“How much money do attorneys in Arizona make? What is the average billing rate? Are attorneys in Arizona satisfied with their choice of profession? How are your peers coping with the economy?” The State Bar of Arizona sent their members a blast email this past week asking for their “help to find the answers” to such questions.Why does the bar want to know? Well, it’s to update their periodic Economics of Law Practice in Arizona Report of how lawyers are doing financially in the Grand Canyon State. The Bar then turns around and sells the survey results. On its website, it advertises that, “At the $125 member rate, this report is a fraction of the cost of similar reports.” Non-members pay $250 a copy. The thing is, I’m not sure a survey is necessarily in order, even if the Bar’s last report, now dated, is from the comparative salad days of 2007.

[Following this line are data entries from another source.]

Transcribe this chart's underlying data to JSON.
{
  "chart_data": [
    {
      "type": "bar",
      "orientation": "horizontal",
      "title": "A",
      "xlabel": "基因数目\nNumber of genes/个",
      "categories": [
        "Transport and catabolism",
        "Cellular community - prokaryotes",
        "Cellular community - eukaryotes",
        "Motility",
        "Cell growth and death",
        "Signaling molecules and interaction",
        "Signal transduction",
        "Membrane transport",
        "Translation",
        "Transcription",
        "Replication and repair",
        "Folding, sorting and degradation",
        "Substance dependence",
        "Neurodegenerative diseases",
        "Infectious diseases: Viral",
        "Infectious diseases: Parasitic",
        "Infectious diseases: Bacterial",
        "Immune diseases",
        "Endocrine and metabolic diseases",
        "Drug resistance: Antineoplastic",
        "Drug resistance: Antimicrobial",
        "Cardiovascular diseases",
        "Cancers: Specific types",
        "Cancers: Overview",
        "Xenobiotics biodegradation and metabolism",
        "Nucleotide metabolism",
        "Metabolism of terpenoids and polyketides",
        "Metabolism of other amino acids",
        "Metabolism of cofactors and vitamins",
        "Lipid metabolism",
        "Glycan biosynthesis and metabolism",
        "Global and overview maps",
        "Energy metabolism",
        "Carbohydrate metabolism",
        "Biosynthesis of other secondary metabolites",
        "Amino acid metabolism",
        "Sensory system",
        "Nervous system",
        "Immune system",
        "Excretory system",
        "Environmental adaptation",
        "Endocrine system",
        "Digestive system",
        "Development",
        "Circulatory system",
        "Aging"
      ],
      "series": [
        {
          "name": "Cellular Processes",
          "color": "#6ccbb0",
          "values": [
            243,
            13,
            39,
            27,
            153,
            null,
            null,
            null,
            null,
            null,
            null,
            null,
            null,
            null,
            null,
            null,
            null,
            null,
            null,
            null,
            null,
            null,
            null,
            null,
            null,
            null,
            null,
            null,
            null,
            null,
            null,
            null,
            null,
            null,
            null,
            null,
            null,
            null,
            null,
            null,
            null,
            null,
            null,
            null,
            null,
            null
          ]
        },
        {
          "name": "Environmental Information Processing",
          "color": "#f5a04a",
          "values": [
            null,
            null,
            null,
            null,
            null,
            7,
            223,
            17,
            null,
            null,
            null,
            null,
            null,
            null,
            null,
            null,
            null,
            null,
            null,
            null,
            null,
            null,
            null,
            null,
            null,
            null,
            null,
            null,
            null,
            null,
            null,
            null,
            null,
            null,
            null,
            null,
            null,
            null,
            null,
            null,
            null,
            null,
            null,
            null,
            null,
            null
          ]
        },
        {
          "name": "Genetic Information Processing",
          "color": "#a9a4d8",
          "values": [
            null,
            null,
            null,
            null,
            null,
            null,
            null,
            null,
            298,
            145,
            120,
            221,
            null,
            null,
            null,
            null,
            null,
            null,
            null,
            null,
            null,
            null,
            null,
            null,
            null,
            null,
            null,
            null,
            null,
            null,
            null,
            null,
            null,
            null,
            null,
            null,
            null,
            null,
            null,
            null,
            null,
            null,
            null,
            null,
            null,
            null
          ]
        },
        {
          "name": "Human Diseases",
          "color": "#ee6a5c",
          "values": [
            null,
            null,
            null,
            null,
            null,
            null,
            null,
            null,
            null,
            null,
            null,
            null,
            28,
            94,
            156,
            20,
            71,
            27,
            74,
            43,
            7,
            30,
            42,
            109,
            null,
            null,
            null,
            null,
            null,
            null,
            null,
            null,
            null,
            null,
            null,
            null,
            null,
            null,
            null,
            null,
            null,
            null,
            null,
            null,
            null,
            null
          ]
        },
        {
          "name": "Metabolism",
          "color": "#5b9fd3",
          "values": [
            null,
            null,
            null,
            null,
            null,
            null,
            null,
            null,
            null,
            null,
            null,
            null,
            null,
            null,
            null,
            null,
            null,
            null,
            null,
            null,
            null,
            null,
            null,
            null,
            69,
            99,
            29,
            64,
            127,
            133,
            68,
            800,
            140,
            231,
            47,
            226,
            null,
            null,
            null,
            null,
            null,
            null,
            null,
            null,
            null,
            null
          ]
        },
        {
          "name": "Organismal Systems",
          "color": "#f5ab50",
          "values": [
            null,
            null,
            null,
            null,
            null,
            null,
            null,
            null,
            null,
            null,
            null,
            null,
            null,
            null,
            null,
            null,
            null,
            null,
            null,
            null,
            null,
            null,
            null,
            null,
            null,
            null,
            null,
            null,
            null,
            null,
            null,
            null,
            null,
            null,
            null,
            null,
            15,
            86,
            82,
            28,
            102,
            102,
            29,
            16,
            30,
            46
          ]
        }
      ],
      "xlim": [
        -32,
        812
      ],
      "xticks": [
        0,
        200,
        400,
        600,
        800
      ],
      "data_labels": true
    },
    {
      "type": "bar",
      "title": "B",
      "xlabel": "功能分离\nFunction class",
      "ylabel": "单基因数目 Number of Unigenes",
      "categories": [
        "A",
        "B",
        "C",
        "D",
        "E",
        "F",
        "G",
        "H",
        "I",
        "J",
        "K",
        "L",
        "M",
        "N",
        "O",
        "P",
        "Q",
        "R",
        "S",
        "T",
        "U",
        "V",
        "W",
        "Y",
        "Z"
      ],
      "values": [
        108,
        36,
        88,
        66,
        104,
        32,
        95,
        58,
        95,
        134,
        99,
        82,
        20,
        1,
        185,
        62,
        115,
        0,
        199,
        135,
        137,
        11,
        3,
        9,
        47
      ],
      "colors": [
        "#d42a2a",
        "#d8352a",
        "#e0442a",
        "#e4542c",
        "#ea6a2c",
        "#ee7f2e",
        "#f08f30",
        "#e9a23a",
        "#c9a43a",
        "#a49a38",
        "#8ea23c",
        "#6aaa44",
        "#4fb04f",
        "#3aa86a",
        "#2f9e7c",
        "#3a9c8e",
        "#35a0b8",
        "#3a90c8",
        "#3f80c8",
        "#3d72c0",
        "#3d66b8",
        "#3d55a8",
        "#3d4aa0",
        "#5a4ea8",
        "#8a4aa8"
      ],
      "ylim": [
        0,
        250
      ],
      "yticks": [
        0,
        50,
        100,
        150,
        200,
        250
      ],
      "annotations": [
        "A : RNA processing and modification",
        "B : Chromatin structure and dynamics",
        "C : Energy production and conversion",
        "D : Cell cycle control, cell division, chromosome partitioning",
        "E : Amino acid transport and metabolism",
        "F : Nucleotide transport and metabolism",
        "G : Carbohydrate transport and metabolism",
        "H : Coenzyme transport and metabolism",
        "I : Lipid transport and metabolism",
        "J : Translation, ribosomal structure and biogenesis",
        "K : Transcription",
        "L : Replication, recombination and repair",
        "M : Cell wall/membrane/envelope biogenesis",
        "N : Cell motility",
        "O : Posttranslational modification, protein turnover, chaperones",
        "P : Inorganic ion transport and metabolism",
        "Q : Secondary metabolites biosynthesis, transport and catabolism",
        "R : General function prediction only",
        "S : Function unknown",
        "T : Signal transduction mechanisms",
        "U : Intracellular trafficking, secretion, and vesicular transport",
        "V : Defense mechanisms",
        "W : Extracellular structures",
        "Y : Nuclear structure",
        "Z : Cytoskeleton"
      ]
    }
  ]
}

According to a Law.com report, in 2009, “the American Bar Association surveyed state and local bar associations to find out how the recession has affected their operations and what they were doing to help members cope. Most respondents — 72 percent — reported that they now had dues waivers and payment plans for members facing financial hardship, while 34 percent offered career counseling and 21 percent offered personal counseling.”
Then last month, came the news that the ABA will cut dues for many lawyers not at big firms.
20 minutes of your time.
Notwithstanding dues waivers, payment plans, and benevolence elsewhere, the Grand Canyon Bar obviously thinks it needs a member survey to figure things out.
The Bar’s email says it takes 20 minutes to complete their survey. A New York radio station used to say,“Give us 20 minutes and we’ll give you the world.” But in the case of the Arizona Bar, give them 20 minutes and they won’t give you the world. Instead, they’ll turn around and sell the results back to you.
That and 50 cents will get you a cup of coffee.
I don’t know anyone that has a copy of the last Economics of Law Practice survey. And I don’t know anyone that’s planning on buying a forthcoming one, even if it probably tells you more than you’ll ever want to know about the economics of the Arizona legal profession. But given the state of the economy, if anyone really is interested, some members may want to pool their latte money and buy a single copy to circulate among themselves.Free beats “A fraction of the cost.”
When the Arizona State Bar characterizes its report as such a deal, it’s likely using Altman Weil’s survey at $495 as a frame of reference, e.g., Small Law Firm Economics Survey, 2008 Edition. But realistically, the solo practitioner or small firm lawyer may not care an iota about that self-serving frame of reference. More relevant is that the data is available at no cost, especially if you’re a lawyer that cares enough to be a survey-taker.
The concept of providing a benefit, especially one at no-charge, is not unheard of. Other state bars, for example, do understand the still novel concept of having a customer-focused orientation. Those state bars provide similar reports to their members and to the public gratis, gratuitement, frei, or in other words, FREE. Free always trumps “a fraction of the cost.”
The New York State Bar, for example, provides online access to The 2004 Desktop Reference on the Economics of Law Practice in New York State. And the Michigan Bar readily provides its Summary Report while just next door to Arizona, the New Mexico Bar makes freely available its State Bar of New Mexico Economic Survey.
Yet another state bar, in Wisconsin, gladly tells you what you need to know about the practice of law in the Badger State at Wisconsin Lawyer November 2008: The Economics of Practicing Law: And not to be outdone, if you want to know how lawyers fare in Ohio, let the Ohio Bar effortlessly tell you at The Economics of Law Practice in Ohio, a Desktop Reference for 2007.
Want to know about Texas? Go to Texas Lawyer – Salary and Billing Survey. And not to be outdone, the other bar I belong to willingly gives you their data at May 2009 Nevada Lawyer.
A tip of the hat.
Anytime you have excess revenues over outlays, it’s called net income or better yet the more apt word the Bar probably wants to avoid, “profits.”
So here’s a tip of the ole’ hat for obvious fiscal prudence. Like the airlines and their incremental nickel-dime fees for baggage, meals, exit seats, stand-by and seat upgrades, the bar probably subscribes to the notion that every little bit helps on the road to profitability.
But let’s also give another tip of the same hat to the Arizona bar’s members for their consenting contributions to cheeky costs’ incrementalism.